我愿我的笔,在坚与柔之间不停转变着。也就是说——我愿以我的小说,慰藉中国中下层人们的心。此时它应多些柔情,多些同情,多些心心相印的感情。另一方面,我愿我的小说,或其他文学形式,真的能如矛,能如箭,刺穿射破腐败与邪恶的画皮,使之丑陋原形毕露。
我不知这一条路,该算一条怎样的文学的路?
而有一点我是知道的——我的绝大多数的同行,其实在走着和我一致的路。只不过他们不像我似的,常常自我标榜。我也并非喜欢自我标榜。没人非逼着我写什么说什么,我是从不愿对自己的创作喋喋不休的。被逼着说被逼着写,也就只有一而再,再而三地重复,重复的次数一多,当然也就成了自我标榜。好在和我走着一致的路的作家为数不少,那么我也就不仅仅是在为自己标榜了,也根本不会因伟大不起来而沮丧,反正又不止我自己伟大不起来。何况“为文学而文学”者,也未必就能真的伟大起来。或曰他们的伟大不起来,意味着“为文学而文学”的悲壮的自殉。那么我也想说,我辈的不为“文学”而文学,未尝不是为文学的极平易近人的生命力之体现而自耗。下场并不相差太大,就都由着性子写下去的好。
我不认为商业时代文学就彻底完蛋了。
商业时代使一切都打上了商业的烙印。文学没有任何理由要求幸免。应该看到,商业时代使出版业空前繁荣了。这繁荣的前提之下,文学有相当一部分变质了。但总量上比较,变质的仅仅是一小部分。归根结底,商业时代不太可能毁灭一位有实力的作家,作家的创作往往终结于自身生活源泉的枯竭,创作激情的下降,才能的力有不逮,以及身体、精力、心理等各方面的“资本”的空虚。

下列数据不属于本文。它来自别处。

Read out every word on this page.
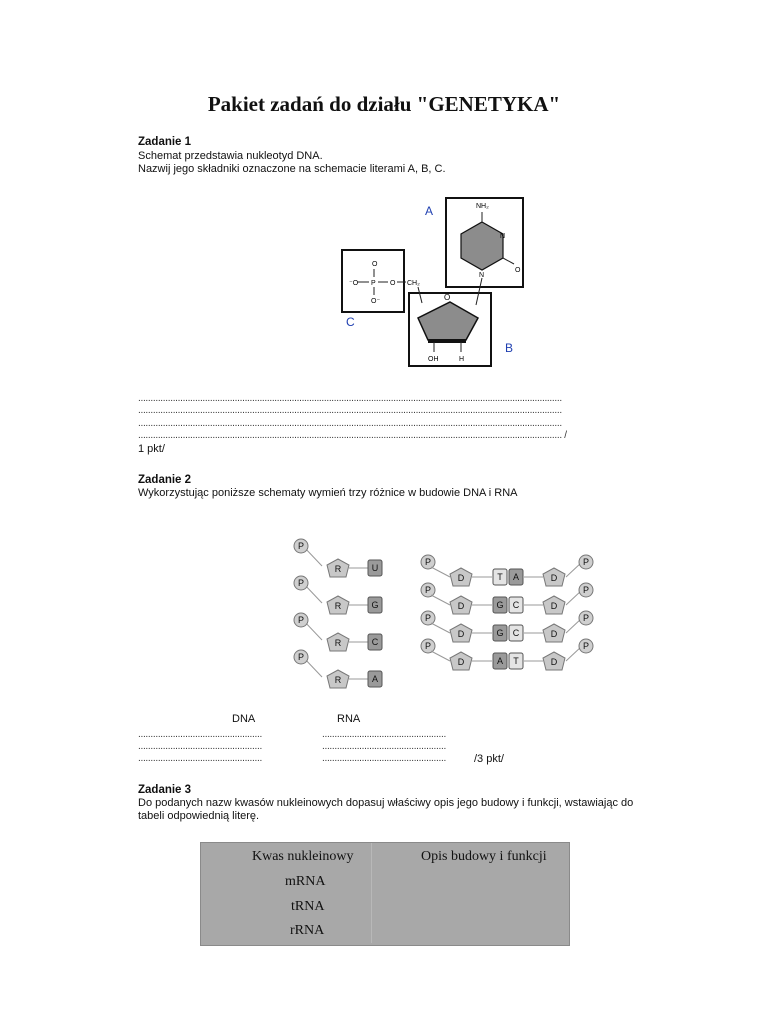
Pakiet zadań do działu "GENETYKA"
Zadanie 1
Schemat przedstawia nukleotyd DNA.
Nazwij jego składniki oznaczone na schemacie literami A, B, C.
O
⁻O P O
O⁻
CH₂
O
OH	H
NH₂
N
N
O
A
C
B
...........................................................................................................................................................................
...........................................................................................................................................................................
...........................................................................................................................................................................
........................................................................................................................................................................... /
1 pkt/
Zadanie 2
Wykorzystując poniższe schematy wymień trzy różnice w budowie DNA i RNA
P
R	U
P
R	G
P
R	C
P
R	A
P
D	T A	D
P
P
D	G C	D
P
P
D	G C	D
P
P
D	A T	D
P
DNA	RNA
..................................................
..................................................
..................................................
..................................................
..................................................
..................................................	/3 pkt/
Zadanie 3
Do podanych nazw kwasów nukleinowych dopasuj właściwy opis jego budowy i funkcji, wstawiając do
tabeli odpowiednią literę.
Kwas nukleinowy	Opis budowy i funkcji
mRNA
tRNA
rRNA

我不惧怕商业时代。但我也尽量要求自己,别过分地去迎合它一个时期的好恶。
小说家没法儿和一个已然商业化了的时代“老死不相往来”。归根结底时代是强大的,小说家本人的意志是脆弱的。比如我不喜欢诸如签名售书、包装、自我推销、“炒作”等创作以外之事,但我时常妥协,违心地去顺从。以前很为此恼火,现在依然不习惯。一旦被要求这样那样配合自己某一本书的发行,内心里的别扭简直没法儿说。但我已开始尽量满足出版社的要求。不过分,我就照办。这没什么可感到羞耻的。
最后,我想说——我认为,归根结底,小说是为世俗大众的心灵需求而存在的。它的生命力延续至今,正是由于这一点。绝大多数名著的生命力延续至今,也正是由于这一点。这是我对小说的最基本的看法。如果有什么所谓“文学殿堂”的话,或者竟有两个——一个是为所谓“精神贵族”而建,一个是为精神上几乎永远也“贵族”不起来的世俗大众而建,那么我将毫不犹豫地走入后者。对前者断然扭转头无视而过。

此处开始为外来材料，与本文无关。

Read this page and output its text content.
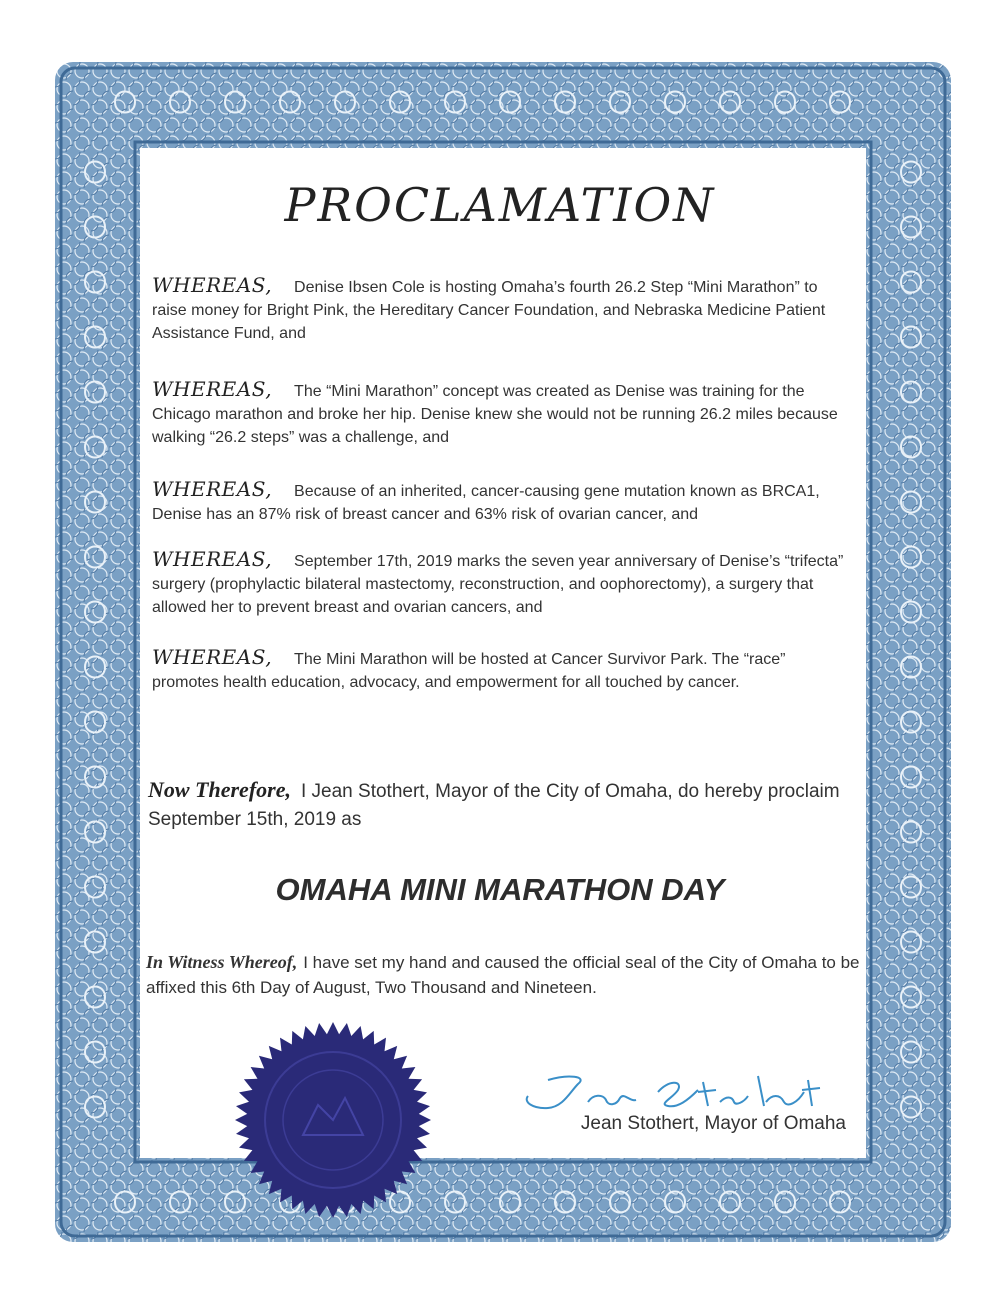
PROCLAMATION
WHEREAS, Denise Ibsen Cole is hosting Omaha’s fourth 26.2 Step “Mini Marathon” to raise money for Bright Pink, the Hereditary Cancer Foundation, and Nebraska Medicine Patient Assistance Fund, and
WHEREAS, The “Mini Marathon” concept was created as Denise was training for the Chicago marathon and broke her hip. Denise knew she would not be running 26.2 miles because walking “26.2 steps” was a challenge, and
WHEREAS, Because of an inherited, cancer-causing gene mutation known as BRCA1, Denise has an 87% risk of breast cancer and 63% risk of ovarian cancer, and
WHEREAS, September 17th, 2019 marks the seven year anniversary of Denise’s “trifecta” surgery (prophylactic bilateral mastectomy, reconstruction, and oophorectomy), a surgery that allowed her to prevent breast and ovarian cancers, and
WHEREAS, The Mini Marathon will be hosted at Cancer Survivor Park. The “race” promotes health education, advocacy, and empowerment for all touched by cancer.
Now Therefore, I Jean Stothert, Mayor of the City of Omaha, do hereby proclaim September 15th, 2019 as
OMAHA MINI MARATHON DAY
In Witness Whereof, I have set my hand and caused the official seal of the City of Omaha to be affixed this 6th Day of August, Two Thousand and Nineteen.
Jean Stothert, Mayor of Omaha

我常寻思,配在前者中备受尊崇的小说家,理应都是精神上相当高贵的人吧?
我扫视文坛,我的任何一位同行,骨子里其实都不那么高贵,有些模样分明是矫揉造作的。
我更愿自己这一个小说家,在不那么美妙的人间烟火中从心态上精神上感情上,最大程度地贴近世俗大众,并为他们写他们爱看的小说……

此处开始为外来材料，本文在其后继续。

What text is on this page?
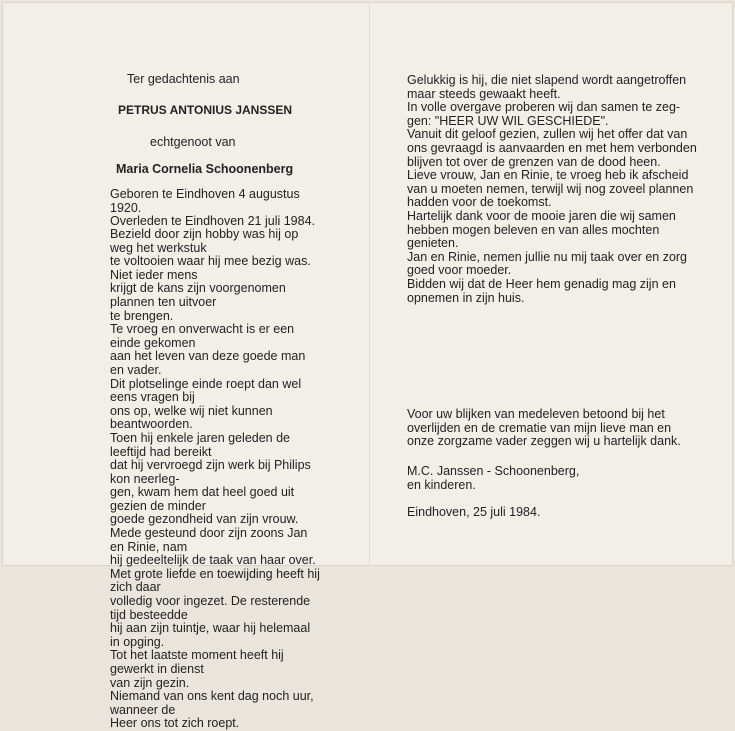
Ter gedachtenis aan
PETRUS ANTONIUS JANSSEN
echtgenoot van
Maria Cornelia Schoonenberg

Geboren te Eindhoven 4 augustus 1920.
Overleden te Eindhoven 21 juli 1984.

Bezield door zijn hobby was hij op weg het werkstuk
te voltooien waar hij mee bezig was. Niet ieder mens
krijgt de kans zijn voorgenomen plannen ten uitvoer
te brengen.
Te vroeg en onverwacht is er een einde gekomen
aan het leven van deze goede man en vader.
Dit plotselinge einde roept dan wel eens vragen bij
ons op, welke wij niet kunnen beantwoorden.
Toen hij enkele jaren geleden de leeftijd had bereikt
dat hij vervroegd zijn werk bij Philips kon neerleg-
gen, kwam hem dat heel goed uit gezien de minder
goede gezondheid van zijn vrouw.
Mede gesteund door zijn zoons Jan en Rinie, nam
hij gedeeltelijk de taak van haar over.
Met grote liefde en toewijding heeft hij zich daar
volledig voor ingezet. De resterende tijd besteedde
hij aan zijn tuintje, waar hij helemaal in opging.
Tot het laatste moment heeft hij gewerkt in dienst
van zijn gezin.
Niemand van ons kent dag noch uur, wanneer de
Heer ons tot zich roept.

Gelukkig is hij, die niet slapend wordt aangetroffen
maar steeds gewaakt heeft.
In volle overgave proberen wij dan samen te zeg-
gen: "HEER UW WIL GESCHIEDE".
Vanuit dit geloof gezien, zullen wij het offer dat van
ons gevraagd is aanvaarden en met hem verbonden
blijven tot over de grenzen van de dood heen.
Lieve vrouw, Jan en Rinie, te vroeg heb ik afscheid
van u moeten nemen, terwijl wij nog zoveel plannen
hadden voor de toekomst.
Hartelijk dank voor de mooie jaren die wij samen
hebben mogen beleven en van alles mochten
genieten.
Jan en Rinie, nemen jullie nu mij taak over en zorg
goed voor moeder.
Bidden wij dat de Heer hem genadig mag zijn en
opnemen in zijn huis.

Voor uw blijken van medeleven betoond bij het
overlijden en de crematie van mijn lieve man en
onze zorgzame vader zeggen wij u hartelijk dank.

M.C. Janssen - Schoonenberg,
en kinderen.

Eindhoven, 25 juli 1984.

××同志,里唆,就写到这儿。你要求我可以写15000字,我只能写够你要求的字数之一半。对我自己的创作,我实在没那么多可说的。以上文字,算是些大白话、大实话吧!
再三请谅!
晓声
2 致友人书——关于翻译
克希兄:
当你接此信时,春节将至。虔祝全家春节欢乐!祝一九九九年内诸事顺达!生活越过越美满!
寄来的《包法利夫人》收到了,也认真读过了。福楼拜此小说我曾读过李健吾前辈的译本,但印象极淡薄了。收到你译的书后,就想找到李健吾前辈的书对比着读一遍,以为或许会产生什么值得传达给你的读后感,可惜没找到。厂阅览室也没有,杂事一多,念头一缓,便作罢了……
没有参照对比,又不懂法文,读不了原著,简直不知究竟该就此书对你说什么了——我知你寄我此书,完全是赠予一份友情,根本不需要我对此书说什么。甚至,也根本不在意我翻不翻它……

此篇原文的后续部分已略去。